Lesehan #4
Beberapa
hari lalu gus Hikam kirim pesan melalui
WA ke handphone saya, beliau resah dengan perdebatan di kajian yang sempat diikutinya.
Yagh…seperti biasa, pembahasan fiqih Ramadhan yang setiap tahunnya tak
henti-henti dikaji, dengan tema yang sama, kontroversi yang sama, dan tak kalah
penting eyel-eyelan yang sama.
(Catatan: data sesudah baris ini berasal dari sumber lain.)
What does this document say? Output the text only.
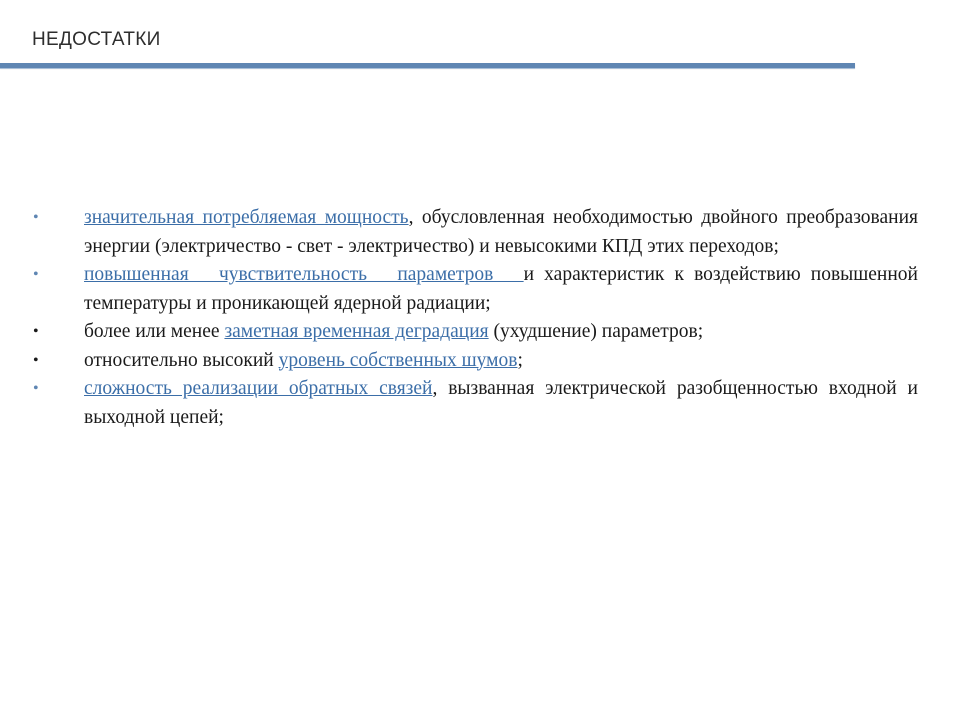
НЕДОСТАТКИ
• значительная потребляемая мощность, обусловленная необходимостью двойного преобразования энергии (электричество - свет - электричество) и невысокими КПД этих переходов;
• повышенная   чувствительность   параметров   и характеристик к воздействию повышенной температуры и проникающей ядерной радиации;
• более или менее заметная временная деградация (ухудшение) параметров;
• относительно высокий уровень собственных шумов;
• сложность реализации обратных связей, вызванная электрической разобщенностью входной и выходной цепей;
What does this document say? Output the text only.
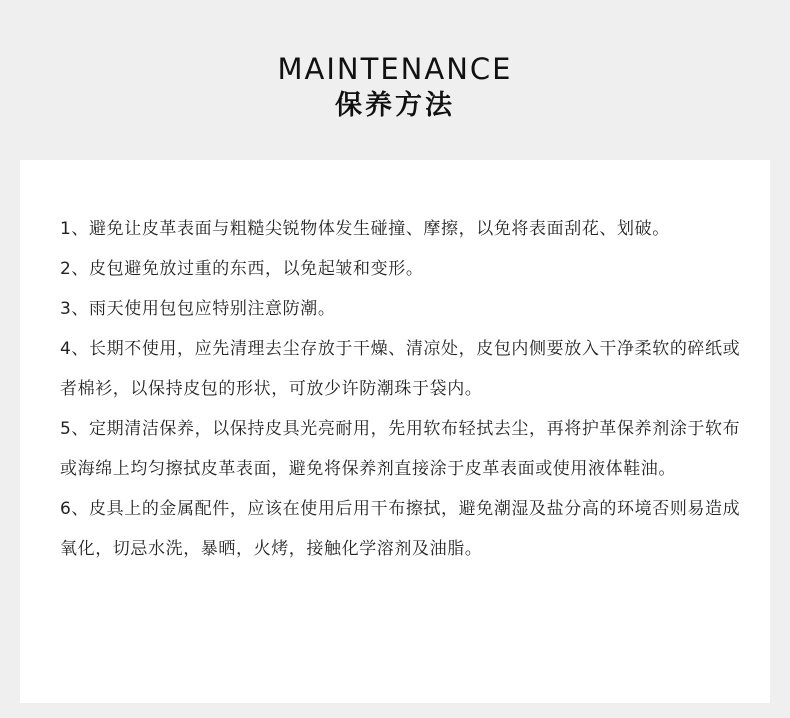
MAINTENANCE
保养方法
1、避免让皮革表面与粗糙尖锐物体发生碰撞、摩擦，以免将表面刮花、划破。
2、皮包避免放过重的东西，以免起皱和变形。
3、雨天使用包包应特别注意防潮。
4、长期不使用，应先清理去尘存放于干燥、清凉处，皮包内侧要放入干净柔软的碎纸或者棉衫，以保持皮包的形状，可放少许防潮珠于袋内。
5、定期清洁保养，以保持皮具光亮耐用，先用软布轻拭去尘，再将护革保养剂涂于软布或海绵上均匀擦拭皮革表面，避免将保养剂直接涂于皮革表面或使用液体鞋油。
6、皮具上的金属配件，应该在使用后用干布擦拭，避免潮湿及盐分高的环境否则易造成氧化，切忌水洗，暴晒，火烤，接触化学溶剂及油脂。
Apalagi kalau tidak seputar jumlah tarawih
dengan jumlah 23 rakaat atau 11 rakaat.
Entah benar atau tidak, menurut saya perdebatan seperti ini
biasanya hanya terjadi di kalangan level warung kopi saja, dimana siangnya
mereka yang ribut soal jumlah rakaat tarawih, eh malamnya justru gak ikutan
tarawih malah berjamaah ke pasar, nongkrong ke café, atau sok sibuk alasan ada
kumpul, dan lain-lain.
“Assalamualaikum cak mau tanya, kalau terawih 20 rakaat itu
kanjeng Nabi pernah ngelakuin apa engga? Soalnya tadi ada ustadz yang mengkaji
seputar itu dan bilang kalau 20+3 itu gak ada dalilnya, dan yang paling benar
adalah 11 rakaat cak. Padahal setau ane nih cak, jumhur ulama pada sepakat 23
tuh tapi ga disebutin kelompok yang ini” ujar gus Hikam
“saya khawatir cak, akan muncul pengkaji-pengkaji ilmu fiqih
dan ilmu agama yang kurang objektiv karena baca satu referensi saja, padahal
seharusnya dikomparasi jika memang itu masuk bab ikhtilaf antar ulama”
tambahnya.
“waalaikumsalam, masyaAllah… siang bolong gini sampeyan
dibikin risau hal klasik gini gus, bener-bener calon pemimpin ummat nih. Hehe…”
jawab saya
“jawabane piye cak” tegasnya dalam WA, bikin saya otomatis berubah
mode dari santai ke serius.
Segera saya coba jawab seserius mungkin biar beliau ga
tambah galau “jadi gini gus, sebenarnya dalam perihal jumlah rakaat tarawih,
kalau kita niat banget nih bikin klasifikasi pendapat ulama dari berbagai
sumber dan madzhabnya, secara garis besar akan terbagi kepada 3 pendapat: ada
yang bilang 11, da yang berpendapat 23, dan ada yang berpendapat tidak
membatasi jumlahnya. Nanti saya jelaskan di KBRI gus ketika bukber ya. Jawab saya
singkat.
(CERITANYA SUDAH KETEMUAN DI BUKBER)
Pendapat pertama: mengatakan yang masyru’ adalah 8
rakaat tarawih + 3 witr, jadi total 11. Di antara ulama yang berpedoman kepada
hal ini adalah imam Shon’ani dalam kitabnya Subulussalam juz 1 halaman 345
mengatakan bahwa 11 rakaat adalah yang benar, dengan dalil hadist dari Aisyah
Radiyallah ‘anha yang diriwayatkan dalam Shahihaini :
عن عائشة أَنَّه صَلَّى اللَّهُ عَلَيْهِ وَآلِهِ
وَسَلَّمَ مَا كَانَ يَزِيدُ فِي رَمَضَانَ وَلَا غَيْرِهِ عَلَى إحْدَى عَشْرَةَ رَكْعَةً
Dari Ai'syah ra, "Sesungguhnya Nabi SAW
tidak menambah di dalam bulan Ramadhan dan tidak pula mengurangkannya dari 11
rakaat.
Dari situ beliau berpendapat bahwa angka ini
adalah mutlak kebenarannya. Selanjutnya adalah imam Abdur Rahim al Mubarokfuri
dalam kitabnya Tuhfatul ahwadzy juz 3 halaman 440
yang menguatkan pendapat ini, selain bersandar
kepada salah satu dari perkataan Imam Malik yang lebih menyukai 11 Rakaat.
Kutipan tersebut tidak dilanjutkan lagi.